By Mike Scarcella and Blake Brittain
Feb 5 (Reuters) – Medtronic owes rival medical device manufacturer Applied Medical Resources $382 million in damages for unlawfully monopolizing the market for blood-vessel sealing surgical devices, a jury found in federal court in California on Thursday.
The jury in Santa Ana found Medtronic violated antitrust law by selling its LigaSure device below cost and bundling it with other products, according to an attorney for Applied Medical, which sells a competing device called Voyant.
Applied’s attorney also said that a judge could triple the award based on the jury’s findings.
Medtronic said in a statement that it would appeal, and that surgeons “choose Medtronic’s LigaSure device time and again because it outperforms Applied’s Voyant.”
The lawsuit centers on Medtronic’s contracting practices for LigaSure. Both LigaSure and Voyant are used to cut tissue and seal blood vessels during surgery.
Applied Medical’s lawsuit accused Medtronic of underpricing LigaSure and discouraging hospitals from buying Applied’s competing tools for fear of losing discounts on unrelated items.

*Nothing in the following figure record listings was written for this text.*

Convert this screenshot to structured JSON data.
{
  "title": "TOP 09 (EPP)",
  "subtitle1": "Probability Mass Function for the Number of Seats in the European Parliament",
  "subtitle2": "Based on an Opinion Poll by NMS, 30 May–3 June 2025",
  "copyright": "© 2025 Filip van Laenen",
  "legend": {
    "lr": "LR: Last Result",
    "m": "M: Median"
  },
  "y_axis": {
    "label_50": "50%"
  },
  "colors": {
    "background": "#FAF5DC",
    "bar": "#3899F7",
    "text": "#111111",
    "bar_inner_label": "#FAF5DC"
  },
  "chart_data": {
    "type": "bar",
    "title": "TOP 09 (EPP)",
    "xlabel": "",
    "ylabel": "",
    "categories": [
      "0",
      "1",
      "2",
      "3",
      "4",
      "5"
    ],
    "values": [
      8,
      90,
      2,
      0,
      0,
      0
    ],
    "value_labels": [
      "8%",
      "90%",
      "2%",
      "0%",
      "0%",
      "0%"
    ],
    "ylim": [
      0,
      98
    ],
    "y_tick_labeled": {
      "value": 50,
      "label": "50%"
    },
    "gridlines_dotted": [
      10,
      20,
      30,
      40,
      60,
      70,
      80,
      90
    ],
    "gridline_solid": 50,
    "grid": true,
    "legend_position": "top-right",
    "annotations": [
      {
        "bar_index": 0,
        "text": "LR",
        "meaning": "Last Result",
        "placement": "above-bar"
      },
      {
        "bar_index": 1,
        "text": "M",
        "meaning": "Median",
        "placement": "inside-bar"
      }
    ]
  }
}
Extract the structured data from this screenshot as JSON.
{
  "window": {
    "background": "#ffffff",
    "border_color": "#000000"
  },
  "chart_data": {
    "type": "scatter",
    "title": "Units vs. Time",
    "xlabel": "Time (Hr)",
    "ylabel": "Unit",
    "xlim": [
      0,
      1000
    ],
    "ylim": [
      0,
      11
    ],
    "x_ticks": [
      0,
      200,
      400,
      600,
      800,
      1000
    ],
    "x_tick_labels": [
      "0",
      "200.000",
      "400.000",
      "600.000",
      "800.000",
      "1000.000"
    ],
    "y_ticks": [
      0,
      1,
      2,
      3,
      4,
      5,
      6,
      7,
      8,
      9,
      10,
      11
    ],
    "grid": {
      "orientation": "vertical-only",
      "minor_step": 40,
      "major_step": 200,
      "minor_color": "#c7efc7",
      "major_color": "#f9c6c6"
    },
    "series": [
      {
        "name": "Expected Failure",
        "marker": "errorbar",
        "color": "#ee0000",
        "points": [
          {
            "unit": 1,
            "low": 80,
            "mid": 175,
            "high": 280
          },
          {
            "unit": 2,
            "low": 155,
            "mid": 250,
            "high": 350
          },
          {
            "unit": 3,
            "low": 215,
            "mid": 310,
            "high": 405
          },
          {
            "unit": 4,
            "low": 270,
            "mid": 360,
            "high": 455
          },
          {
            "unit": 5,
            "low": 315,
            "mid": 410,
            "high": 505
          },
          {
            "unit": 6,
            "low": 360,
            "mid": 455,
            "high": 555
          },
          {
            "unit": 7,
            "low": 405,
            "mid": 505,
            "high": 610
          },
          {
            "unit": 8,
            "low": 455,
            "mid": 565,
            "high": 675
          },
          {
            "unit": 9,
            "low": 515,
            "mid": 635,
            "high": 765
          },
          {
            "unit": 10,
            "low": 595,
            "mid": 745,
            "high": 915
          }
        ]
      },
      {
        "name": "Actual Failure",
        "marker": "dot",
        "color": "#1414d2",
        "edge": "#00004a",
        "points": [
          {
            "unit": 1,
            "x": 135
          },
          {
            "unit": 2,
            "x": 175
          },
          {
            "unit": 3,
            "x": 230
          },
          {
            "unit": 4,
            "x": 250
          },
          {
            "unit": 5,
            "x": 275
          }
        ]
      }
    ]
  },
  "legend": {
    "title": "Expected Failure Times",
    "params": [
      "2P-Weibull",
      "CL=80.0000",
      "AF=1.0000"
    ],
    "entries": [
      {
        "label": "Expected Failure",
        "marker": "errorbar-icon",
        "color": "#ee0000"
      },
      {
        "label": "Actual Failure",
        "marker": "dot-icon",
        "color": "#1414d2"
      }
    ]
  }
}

The complaint also challenged Medtronic’s contracts with hospitals, saying they function as exclusive‑dealing arrangements that block Applied from selling its devices.
Medtronic countered at trial that its commitment contracts are not exclusive and do not force customers to buy at a certain level. Medtronic also said such contracts were standard in the medical device industry.
Applied Medical failed to present any evidence showing a hospital was prevented from buying a different device, Medtronic told the court.